La manta de cuadros.


Le encanta enredar con los flecos de la manta de cuadros que cubre sus piernas, la que dobla y dobla una y otra vez enseñando como se hace a quién lo quiera aprender. Quien le quiera mirar.

No le gusta que le quiten la gorra por sorpresa, incluso se enfada con toda la razón. Tiene mucho miedo a bajar en el ascensor, se agarra con pánico a la barandilla mientras chilla enfadado ordenando que pare. No le gusta que pasen coches por la calle, ni que estén todos aparcados, ni que haya tantos coches.
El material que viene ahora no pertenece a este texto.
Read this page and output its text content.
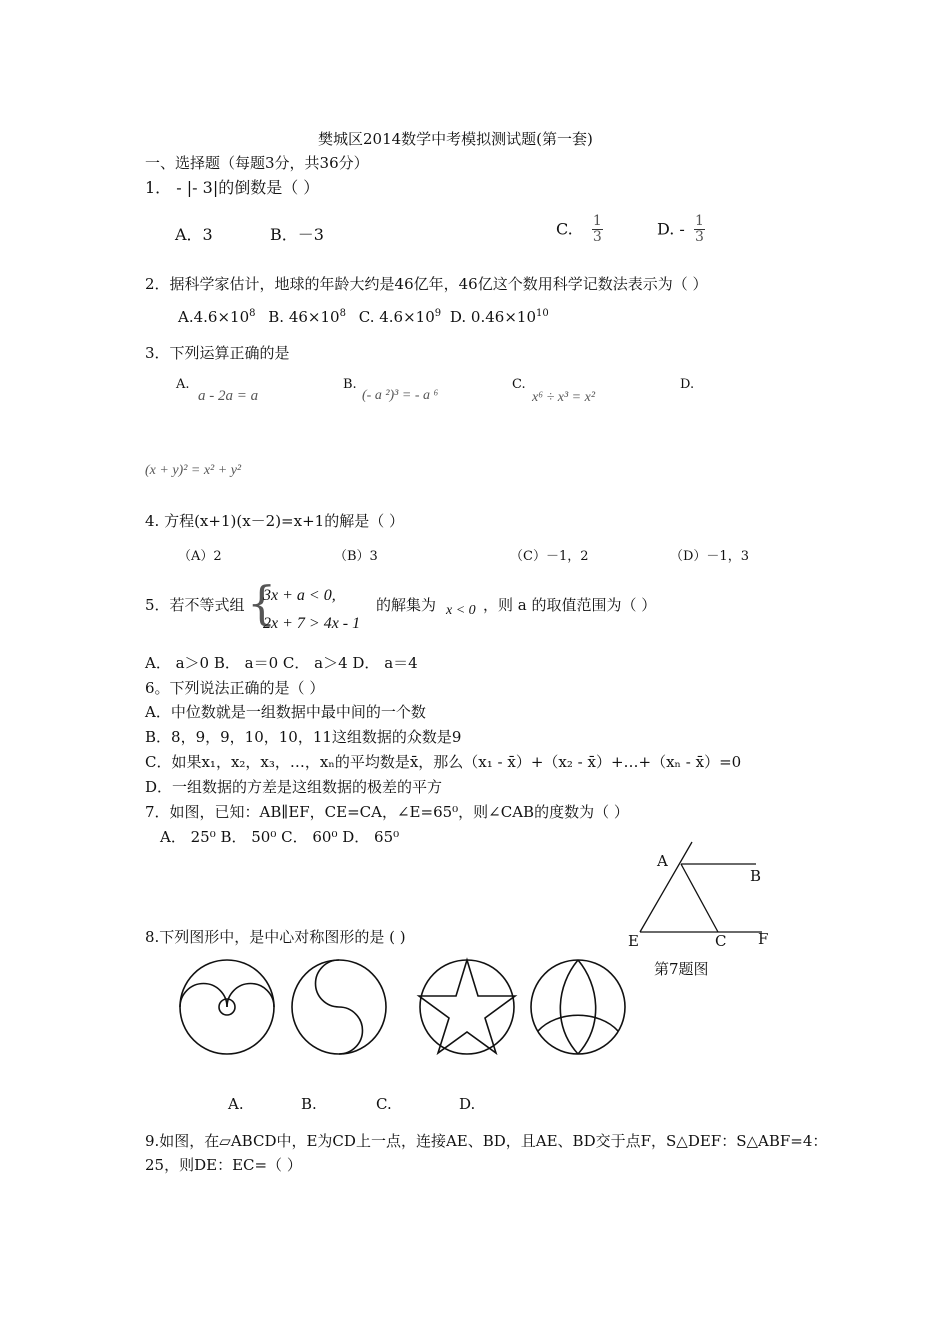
樊城区2014数学中考模拟测试题(第一套)
一、选择题（每题3分，共36分）
1． - |- 3|的倒数是（ ）
A．3	B．－3	C. $\frac{1}{3}$	D. - $\frac{1}{3}$
2．据科学家估计，地球的年龄大约是46亿年，46亿这个数用科学记数法表示为（ ）
$A.4.6\times 10^8$ B. $46\times 10^8$ C. $4.6\times 10^9$ D. $0.46\times 10^{10}$
3．下列运算正确的是
A.
a - 2a = a
B.
(- a ²)³ = - a ⁶
C.
x⁶ ÷ x³ = x²
D.
(x + y)² = x² + y²
4. 方程(x+1)(x－2)=x+1的解是（ ）
（A）2	（B）3	（C）－1，2	（D）－1，3
5．若不等式组 {
3x + a < 0,
2x + 7 > 4x - 1
的解集为 x < 0 ，则 a 的取值范围为（ ）
A． a＞0 B． a＝0 C． a＞4 D． a＝4
6。下列说法正确的是（ ）
A．中位数就是一组数据中最中间的一个数
B．8，9，9，10，10，11这组数据的众数是9
C．如果x₁，x₂，x₃，…，xₙ的平均数是x̄，那么（x₁ - x̄）+（x₂ - x̄）+…+（xₙ - x̄）=0
D．一组数据的方差是这组数据的极差的平方
7．如图，已知：AB∥EF，CE=CA，∠E=65⁰，则∠CAB的度数为（ ）
A． 25⁰ B． 50⁰ C． 60⁰ D． 65⁰
A
B
E	C F
第7题图
8.下列图形中，是中心对称图形的是 ( )
A.	B.	C.	D.
9.如图，在▱ABCD中，E为CD上一点，连接AE、BD，且AE、BD交于点F，S△DEF：S△ABF=4：
25，则DE：EC=（ ）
No le gustan los coches y tiene razón.

Cada día está más encorvado y le gusta menos caminar, lo hace siempre indicando dónde se quiere sentar. Tiene un gorro impermeable con visera y orejeras de forro muy suave, de los que usábamos de niños para ir al cole. Una bufanda muy larga que le rodea el cuello tapándole la boca, la nariz y hasta casi los ojos.

Mientras caminamos te coge la mano con fuerza y murmulla sin parar, habla de cualquier cosa, de lo primero que se le ocurre, de lo último que te esperas y siempre con razón.
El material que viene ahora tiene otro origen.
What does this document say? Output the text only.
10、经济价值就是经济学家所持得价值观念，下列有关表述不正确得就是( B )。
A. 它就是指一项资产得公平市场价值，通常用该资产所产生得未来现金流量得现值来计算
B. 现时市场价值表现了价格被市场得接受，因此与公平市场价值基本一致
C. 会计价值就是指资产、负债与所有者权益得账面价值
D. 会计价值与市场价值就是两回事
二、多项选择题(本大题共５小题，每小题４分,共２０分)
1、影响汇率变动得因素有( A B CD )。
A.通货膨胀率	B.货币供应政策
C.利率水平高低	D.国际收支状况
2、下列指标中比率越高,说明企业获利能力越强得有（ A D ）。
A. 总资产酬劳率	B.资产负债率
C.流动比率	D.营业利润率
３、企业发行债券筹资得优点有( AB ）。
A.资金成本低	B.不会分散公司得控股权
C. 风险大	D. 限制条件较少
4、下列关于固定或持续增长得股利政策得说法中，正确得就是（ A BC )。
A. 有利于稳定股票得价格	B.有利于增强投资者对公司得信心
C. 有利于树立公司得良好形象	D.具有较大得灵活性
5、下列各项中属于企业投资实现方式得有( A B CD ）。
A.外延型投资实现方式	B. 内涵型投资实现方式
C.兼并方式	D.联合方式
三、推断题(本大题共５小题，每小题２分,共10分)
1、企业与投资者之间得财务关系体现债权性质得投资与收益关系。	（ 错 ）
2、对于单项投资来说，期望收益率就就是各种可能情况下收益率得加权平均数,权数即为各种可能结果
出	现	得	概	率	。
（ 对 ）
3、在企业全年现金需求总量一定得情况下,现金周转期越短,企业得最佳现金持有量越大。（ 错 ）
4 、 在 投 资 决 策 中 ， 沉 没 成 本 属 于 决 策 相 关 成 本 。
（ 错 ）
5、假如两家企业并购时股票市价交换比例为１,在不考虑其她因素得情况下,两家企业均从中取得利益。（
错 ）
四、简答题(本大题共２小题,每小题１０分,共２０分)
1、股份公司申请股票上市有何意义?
Tiene en el bolso de la silla un libro con fotos de animales que abre como le da la gana, a lo ancho o al revés, boca arriba o boca abajo. Da lo mismo. Acaricia su borde mientras entra en cualquier conversación que tengamos con frases inconexas y que nada tienen que ver, pero siempre con razón. Vive en un mundo en que sólo él existe, a su manera, en la felicidad inconsciente de quién está sobrado de mimos, besos y caricias.
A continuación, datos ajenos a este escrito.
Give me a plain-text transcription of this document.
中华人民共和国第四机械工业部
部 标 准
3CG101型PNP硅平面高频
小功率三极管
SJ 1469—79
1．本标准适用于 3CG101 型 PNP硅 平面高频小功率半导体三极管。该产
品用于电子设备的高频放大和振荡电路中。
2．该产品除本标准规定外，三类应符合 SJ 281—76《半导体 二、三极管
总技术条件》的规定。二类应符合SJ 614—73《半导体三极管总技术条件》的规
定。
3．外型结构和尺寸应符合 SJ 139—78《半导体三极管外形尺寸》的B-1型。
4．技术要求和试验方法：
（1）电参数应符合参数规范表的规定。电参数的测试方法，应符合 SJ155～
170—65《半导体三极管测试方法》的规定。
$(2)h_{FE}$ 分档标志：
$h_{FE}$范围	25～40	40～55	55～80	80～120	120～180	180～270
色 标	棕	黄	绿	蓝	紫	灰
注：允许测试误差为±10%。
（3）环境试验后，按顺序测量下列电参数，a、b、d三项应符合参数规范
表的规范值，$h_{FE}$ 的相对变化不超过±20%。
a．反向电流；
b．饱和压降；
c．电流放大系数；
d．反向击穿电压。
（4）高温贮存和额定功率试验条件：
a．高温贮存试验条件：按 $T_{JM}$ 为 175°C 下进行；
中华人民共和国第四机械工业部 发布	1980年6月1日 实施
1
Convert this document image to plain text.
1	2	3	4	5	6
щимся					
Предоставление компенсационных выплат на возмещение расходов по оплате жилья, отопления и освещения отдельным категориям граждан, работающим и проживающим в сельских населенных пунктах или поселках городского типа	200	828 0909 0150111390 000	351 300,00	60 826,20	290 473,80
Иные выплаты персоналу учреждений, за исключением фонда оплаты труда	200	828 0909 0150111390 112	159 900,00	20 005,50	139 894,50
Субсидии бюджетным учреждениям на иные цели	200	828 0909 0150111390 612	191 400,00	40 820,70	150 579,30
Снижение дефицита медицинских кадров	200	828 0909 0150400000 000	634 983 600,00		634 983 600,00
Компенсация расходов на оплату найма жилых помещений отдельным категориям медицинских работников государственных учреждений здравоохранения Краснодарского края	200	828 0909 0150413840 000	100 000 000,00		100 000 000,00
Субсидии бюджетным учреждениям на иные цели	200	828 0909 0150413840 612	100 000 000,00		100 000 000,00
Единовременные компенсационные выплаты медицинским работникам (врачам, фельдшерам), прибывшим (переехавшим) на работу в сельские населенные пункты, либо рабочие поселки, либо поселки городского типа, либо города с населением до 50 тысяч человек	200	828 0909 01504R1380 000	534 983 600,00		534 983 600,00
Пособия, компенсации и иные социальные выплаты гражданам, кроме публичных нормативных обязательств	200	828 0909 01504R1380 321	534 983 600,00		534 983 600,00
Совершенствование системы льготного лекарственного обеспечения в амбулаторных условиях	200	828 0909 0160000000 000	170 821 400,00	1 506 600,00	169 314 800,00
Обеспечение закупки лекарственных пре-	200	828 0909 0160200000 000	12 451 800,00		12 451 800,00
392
Todos los días tiene visita y compañía, absolutamente todos los días y sin faltar uno sólo, está sentado sobre su silla de ruedas, tranquilo y silbando, mirando al vacío penetrante del silencio interior hasta que de vez en cuando, una de cada cien, a la pregunta de  "¿Papá, quién soy?" te contesta, "anda coño, pues mi hijo, ¡¡quién vas a ser"!!! Y tiene razón. Entonces, ese segundo de lucidez, ese instante de verdad es el momento valioso por inesperado, el que todos queremos vivir, el que me humedece la vida y enrojece los ojos, el momento esperado, el periquete de vida en el que me mira fijamente antes de seguir silbando, antes de volver a su silencio, a mirar los animales de su libro al revés, a enredar entre los flecos y doblar una y otra vez la manta de cuadros que cubre sus piernas.

Sigue hablando a todo lo que alrededor se hable, y siempre con razón, mi padre siempre tiene razón. Aunque la haya perdido.